Syria's Choice: Murderous Secular Regime or Islamic Fundamentalists
As Syrian dictator Bashar Assad continues to slaughter his people, there are growing indications that the Islamists are increasing their efforts to replace his regime.
What started as a secular Facebook revolution against the Assad regime is now beginning to look more like a jihad [holy war] led by Muslim fundamentalists.
The Muslim Brotherhood is clearly seeking to hijack the anti-Assad protests, in both the political and military fields.
In the past few months, there have been many signs of a "return to Islam" in Syrian society. Large banners urging women to wear the hijab have appeared in Damascus and other main cities and many restaurants and hotels have stopped serving alcohol in keeping with Islamic law. This is in addition to the fact that many of the daily anti-Assad demonstrations are being launched from mosques, especially after Friday prayers.
It always starts with just a little sharia, until someone wants just a little more...then a little more...
The Muslim Brotherhood is by no means a "moderate" organization. Its motto leaves no room for questions about its true intentions: "Allah is our objective. The Prophet is our leader. The Koran is our law. Jihad [holy war] is our way. Dying for the sake of Allah is our highest hope." Muslim Brotherhood's spiritual leader, Sheikh Yusef al-Qaradawi, has come out in favor of suicide bombings, which he cslled "evidence of God's justice;" the death penalty for homosexuals; the beating of women; a genocidal a hatred of Jews: "O Allah, do not spare a single one of them….kill them down to the very last one," as he put on al-Jazeera on January 9, 2009 [www.MEMRI.org]; and, as he said on April 14, 2004, boycotts of America and Israel: "Our duty is to make them as weak as we can."
The above mission statement of the Muslim Brotherhood is also the motto of Hamas, it is at the very beginning of their charter.
According to reports in the Arab media, Islamic fundamentalist groups have been smuggling weapons into Syria from Lebanon, Turkey and Jordan.
Most of these weapons have fallen into the hands of Muslim fundamentalists, who are now waging a guerrilla warfare against Assad's security forces, the reports say.

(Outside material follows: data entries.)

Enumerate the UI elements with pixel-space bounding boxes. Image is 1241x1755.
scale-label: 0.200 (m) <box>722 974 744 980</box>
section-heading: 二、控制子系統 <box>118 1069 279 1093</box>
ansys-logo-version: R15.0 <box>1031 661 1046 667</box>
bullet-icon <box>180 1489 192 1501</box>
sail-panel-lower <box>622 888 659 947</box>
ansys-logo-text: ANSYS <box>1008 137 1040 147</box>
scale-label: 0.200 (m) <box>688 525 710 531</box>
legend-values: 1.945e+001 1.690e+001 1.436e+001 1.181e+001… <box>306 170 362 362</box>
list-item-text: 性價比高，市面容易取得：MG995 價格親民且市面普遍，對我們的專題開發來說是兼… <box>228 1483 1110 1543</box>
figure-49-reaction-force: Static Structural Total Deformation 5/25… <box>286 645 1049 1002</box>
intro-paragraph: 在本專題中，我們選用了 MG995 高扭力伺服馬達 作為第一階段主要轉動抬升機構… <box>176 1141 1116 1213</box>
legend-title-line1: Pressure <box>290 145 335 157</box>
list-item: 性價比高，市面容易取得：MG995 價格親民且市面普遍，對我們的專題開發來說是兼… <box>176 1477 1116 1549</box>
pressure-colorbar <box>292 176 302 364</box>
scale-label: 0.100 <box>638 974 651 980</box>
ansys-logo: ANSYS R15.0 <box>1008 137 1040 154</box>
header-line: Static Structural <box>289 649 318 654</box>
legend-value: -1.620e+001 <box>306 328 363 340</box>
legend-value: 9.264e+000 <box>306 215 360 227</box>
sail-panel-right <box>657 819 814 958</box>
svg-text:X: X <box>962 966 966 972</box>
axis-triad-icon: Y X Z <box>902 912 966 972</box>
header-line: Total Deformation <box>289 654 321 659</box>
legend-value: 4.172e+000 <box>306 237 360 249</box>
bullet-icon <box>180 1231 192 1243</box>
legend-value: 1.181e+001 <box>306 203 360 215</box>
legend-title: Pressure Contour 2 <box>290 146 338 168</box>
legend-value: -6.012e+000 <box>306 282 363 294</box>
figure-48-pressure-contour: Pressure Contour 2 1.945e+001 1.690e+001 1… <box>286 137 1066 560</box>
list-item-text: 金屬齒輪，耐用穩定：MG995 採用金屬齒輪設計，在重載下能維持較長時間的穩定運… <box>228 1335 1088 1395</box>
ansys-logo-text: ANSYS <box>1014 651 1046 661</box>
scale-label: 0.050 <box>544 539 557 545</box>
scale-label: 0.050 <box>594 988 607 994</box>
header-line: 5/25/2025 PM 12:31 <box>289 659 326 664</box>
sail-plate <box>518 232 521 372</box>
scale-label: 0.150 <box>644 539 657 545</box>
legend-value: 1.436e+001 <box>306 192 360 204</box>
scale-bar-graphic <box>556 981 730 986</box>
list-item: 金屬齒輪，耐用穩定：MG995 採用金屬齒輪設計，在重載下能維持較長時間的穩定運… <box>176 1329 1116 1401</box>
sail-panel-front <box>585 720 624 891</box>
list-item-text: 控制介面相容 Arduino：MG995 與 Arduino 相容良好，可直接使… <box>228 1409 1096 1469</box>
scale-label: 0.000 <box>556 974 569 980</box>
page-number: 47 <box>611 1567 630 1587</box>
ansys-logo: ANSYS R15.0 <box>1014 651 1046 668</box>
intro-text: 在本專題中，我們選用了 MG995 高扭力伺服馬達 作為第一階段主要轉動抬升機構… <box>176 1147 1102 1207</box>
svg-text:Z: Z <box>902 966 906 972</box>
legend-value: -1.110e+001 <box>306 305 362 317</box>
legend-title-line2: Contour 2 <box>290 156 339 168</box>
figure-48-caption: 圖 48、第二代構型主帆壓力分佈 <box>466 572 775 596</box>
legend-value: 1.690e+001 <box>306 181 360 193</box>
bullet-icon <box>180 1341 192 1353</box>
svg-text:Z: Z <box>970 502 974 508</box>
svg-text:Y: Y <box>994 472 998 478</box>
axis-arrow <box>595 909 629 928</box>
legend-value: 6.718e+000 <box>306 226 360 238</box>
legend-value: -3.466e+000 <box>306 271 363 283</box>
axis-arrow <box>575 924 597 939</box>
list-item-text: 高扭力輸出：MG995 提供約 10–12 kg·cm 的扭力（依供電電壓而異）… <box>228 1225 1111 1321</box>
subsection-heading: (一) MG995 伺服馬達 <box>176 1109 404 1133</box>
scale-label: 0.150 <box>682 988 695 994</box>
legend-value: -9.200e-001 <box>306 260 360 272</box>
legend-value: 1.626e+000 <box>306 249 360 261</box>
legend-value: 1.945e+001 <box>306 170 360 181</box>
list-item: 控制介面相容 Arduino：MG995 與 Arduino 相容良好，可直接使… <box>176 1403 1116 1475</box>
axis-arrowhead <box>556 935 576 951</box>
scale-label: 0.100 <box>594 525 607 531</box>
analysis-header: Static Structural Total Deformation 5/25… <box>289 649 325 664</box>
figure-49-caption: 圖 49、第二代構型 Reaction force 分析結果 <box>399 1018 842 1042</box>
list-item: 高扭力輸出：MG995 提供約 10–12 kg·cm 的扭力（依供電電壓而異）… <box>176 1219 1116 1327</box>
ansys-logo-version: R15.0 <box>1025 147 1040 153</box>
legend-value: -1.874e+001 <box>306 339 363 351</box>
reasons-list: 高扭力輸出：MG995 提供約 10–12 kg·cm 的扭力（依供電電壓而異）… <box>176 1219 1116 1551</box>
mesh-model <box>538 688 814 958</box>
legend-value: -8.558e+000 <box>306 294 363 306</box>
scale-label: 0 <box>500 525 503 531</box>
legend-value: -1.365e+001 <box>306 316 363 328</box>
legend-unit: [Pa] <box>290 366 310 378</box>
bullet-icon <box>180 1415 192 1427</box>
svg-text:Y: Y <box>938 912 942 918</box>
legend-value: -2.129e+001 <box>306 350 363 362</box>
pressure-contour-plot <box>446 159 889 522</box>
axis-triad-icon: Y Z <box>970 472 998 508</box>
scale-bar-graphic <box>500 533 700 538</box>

Syria's fundamentalist Muslim Brotherhood organization, which was banned by the Syrian dictator's father, Hafez Assad, decades ago, has come back to life thanks to the uprising that was initially launched by secular forces.
"We have a desire to coordinate the position of the opposition," declared Zuhair Salim, a spokesman for Syria's Muslim Brotherhood. "We are supporters and not creators."
As has been the case in Tunisia, Egypt, Yemen and Libya, Syria's Islamists did not show their faces in public at the beginning of the anti-Assad uprising. Instead, they preferred to wait in the shadows to see where the uprising was headed.
Muslim Brotherhood officials have already found their place in the main opposition group, the Syrian National Council, which was formed in Istanbul last September with support from Saudi Arabia, Qatar, Turkey and the US State Department.